As long as I know I’m helping someone else, that’s enough for me to talk about it. I know I’m not the only one. As long as it might help someone, it’s cool.

It’s important to speak out about this topic. Even though I’m at the point now where I can talk about it, there was a period where I couldn’t – it took about two and half to three years.

I’ve been to events where people are crying and stuff and they don’t know how to deal with it, or they’ve got kids and they don’t know how to tell their kids. So I’ve seen what it does when you hold it in. I don’t want anyone to feel how I felt in the first six months, the first year.

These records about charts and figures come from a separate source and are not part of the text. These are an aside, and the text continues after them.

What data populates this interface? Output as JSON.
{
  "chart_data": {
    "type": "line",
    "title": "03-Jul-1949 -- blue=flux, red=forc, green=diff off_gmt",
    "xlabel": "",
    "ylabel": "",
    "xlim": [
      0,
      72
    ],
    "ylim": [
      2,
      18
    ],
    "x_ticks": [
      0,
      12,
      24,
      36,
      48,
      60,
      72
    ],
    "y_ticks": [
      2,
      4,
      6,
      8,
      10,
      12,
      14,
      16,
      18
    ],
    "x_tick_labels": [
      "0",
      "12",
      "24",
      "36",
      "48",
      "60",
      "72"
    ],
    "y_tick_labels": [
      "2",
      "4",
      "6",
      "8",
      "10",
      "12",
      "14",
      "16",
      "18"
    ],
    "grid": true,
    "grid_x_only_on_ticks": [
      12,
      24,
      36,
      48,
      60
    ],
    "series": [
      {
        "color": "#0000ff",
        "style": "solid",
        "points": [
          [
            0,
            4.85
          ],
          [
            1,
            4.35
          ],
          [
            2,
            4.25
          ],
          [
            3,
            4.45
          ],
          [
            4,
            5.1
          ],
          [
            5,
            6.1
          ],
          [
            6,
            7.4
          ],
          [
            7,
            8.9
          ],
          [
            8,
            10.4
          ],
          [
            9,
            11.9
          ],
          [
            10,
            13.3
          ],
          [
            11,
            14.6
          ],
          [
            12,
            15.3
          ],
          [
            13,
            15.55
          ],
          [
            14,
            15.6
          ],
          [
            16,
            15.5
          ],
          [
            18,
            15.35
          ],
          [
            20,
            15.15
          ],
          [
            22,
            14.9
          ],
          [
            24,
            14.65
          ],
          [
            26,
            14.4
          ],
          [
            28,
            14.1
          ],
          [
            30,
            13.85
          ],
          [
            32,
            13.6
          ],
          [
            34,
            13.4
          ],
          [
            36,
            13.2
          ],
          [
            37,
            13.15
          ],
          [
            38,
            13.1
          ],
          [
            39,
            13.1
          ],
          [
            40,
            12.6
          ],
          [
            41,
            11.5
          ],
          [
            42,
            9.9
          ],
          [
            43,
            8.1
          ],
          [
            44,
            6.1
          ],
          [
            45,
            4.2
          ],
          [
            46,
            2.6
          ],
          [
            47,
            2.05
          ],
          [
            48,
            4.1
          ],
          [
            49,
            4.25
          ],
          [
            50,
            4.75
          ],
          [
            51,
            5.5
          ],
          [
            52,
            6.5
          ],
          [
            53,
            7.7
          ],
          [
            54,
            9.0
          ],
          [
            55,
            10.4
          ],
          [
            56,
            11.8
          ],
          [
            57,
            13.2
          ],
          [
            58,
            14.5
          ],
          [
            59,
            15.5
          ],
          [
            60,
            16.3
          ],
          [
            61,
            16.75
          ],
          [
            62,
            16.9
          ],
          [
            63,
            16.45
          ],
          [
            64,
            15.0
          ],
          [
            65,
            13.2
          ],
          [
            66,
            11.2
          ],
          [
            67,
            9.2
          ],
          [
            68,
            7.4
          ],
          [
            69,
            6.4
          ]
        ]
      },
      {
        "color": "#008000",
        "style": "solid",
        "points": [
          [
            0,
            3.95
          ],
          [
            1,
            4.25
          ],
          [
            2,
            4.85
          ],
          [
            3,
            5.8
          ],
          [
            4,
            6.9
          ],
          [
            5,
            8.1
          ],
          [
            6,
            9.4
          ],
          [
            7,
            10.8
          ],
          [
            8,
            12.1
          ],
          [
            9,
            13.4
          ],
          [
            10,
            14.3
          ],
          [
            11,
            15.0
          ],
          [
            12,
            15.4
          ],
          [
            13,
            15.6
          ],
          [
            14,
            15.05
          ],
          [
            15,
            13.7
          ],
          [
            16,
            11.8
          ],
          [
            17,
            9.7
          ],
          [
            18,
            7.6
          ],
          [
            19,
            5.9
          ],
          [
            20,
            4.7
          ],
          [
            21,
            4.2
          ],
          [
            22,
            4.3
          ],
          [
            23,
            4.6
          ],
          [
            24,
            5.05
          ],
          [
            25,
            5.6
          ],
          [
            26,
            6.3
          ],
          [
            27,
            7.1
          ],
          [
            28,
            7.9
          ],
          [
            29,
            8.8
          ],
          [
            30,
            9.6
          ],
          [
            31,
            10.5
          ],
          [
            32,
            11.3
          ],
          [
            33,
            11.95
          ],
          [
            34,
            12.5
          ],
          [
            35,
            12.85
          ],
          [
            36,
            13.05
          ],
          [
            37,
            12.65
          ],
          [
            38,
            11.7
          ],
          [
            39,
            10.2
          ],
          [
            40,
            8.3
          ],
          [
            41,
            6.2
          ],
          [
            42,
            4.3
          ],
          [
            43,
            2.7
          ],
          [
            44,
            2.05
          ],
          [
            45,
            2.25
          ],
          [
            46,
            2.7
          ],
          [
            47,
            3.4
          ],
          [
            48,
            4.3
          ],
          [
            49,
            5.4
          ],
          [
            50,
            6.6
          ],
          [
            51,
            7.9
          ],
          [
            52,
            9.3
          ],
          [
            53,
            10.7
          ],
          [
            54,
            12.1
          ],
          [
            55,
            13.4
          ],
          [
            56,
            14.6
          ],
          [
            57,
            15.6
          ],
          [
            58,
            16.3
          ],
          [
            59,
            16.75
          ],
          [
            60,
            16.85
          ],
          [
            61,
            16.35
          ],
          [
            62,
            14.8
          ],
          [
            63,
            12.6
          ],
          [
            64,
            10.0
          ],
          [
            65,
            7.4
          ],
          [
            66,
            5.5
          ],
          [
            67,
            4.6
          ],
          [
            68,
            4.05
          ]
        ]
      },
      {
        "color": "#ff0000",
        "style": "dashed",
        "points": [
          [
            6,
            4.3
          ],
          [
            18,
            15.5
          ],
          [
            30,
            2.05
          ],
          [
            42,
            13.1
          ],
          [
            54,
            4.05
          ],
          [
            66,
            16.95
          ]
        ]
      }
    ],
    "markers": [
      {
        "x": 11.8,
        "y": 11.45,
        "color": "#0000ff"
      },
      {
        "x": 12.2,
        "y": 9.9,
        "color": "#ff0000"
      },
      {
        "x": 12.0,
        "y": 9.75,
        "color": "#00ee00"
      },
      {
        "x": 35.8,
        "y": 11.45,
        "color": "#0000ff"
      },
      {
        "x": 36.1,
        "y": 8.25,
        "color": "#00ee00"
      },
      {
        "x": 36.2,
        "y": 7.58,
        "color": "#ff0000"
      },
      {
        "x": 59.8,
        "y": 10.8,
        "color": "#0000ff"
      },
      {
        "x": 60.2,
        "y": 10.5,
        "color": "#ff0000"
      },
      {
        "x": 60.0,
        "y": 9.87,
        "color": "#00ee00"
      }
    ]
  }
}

Dealing with changing battery levels

With MS some days you feel fully charged. That’s how I explain it to someone that doesn’t have MS. It’s like a phone battery – when it’s on 100%, that’s a good day, and then when it’s dying and on 5%, that’s how you might feel the next day, or even in a few hours’ time. It’s like your battery is on a cycle, where it’s always up and down. So when I was training – some days I’d get home, quickly go upstairs and get changed into my running gear and then run, run, run. And then other days I really didn’t feel able to run.

I really got down about that, because I knew I needed to train because of the marathon. But some days I just feel really flat. But I got through it. During the marathon I experienced some symptoms – my left leg is slightly weaker than my right leg and that gave me some problems. 

But seeing other people there with the same running vest – running for the MS Society, too – motivated me to keep going.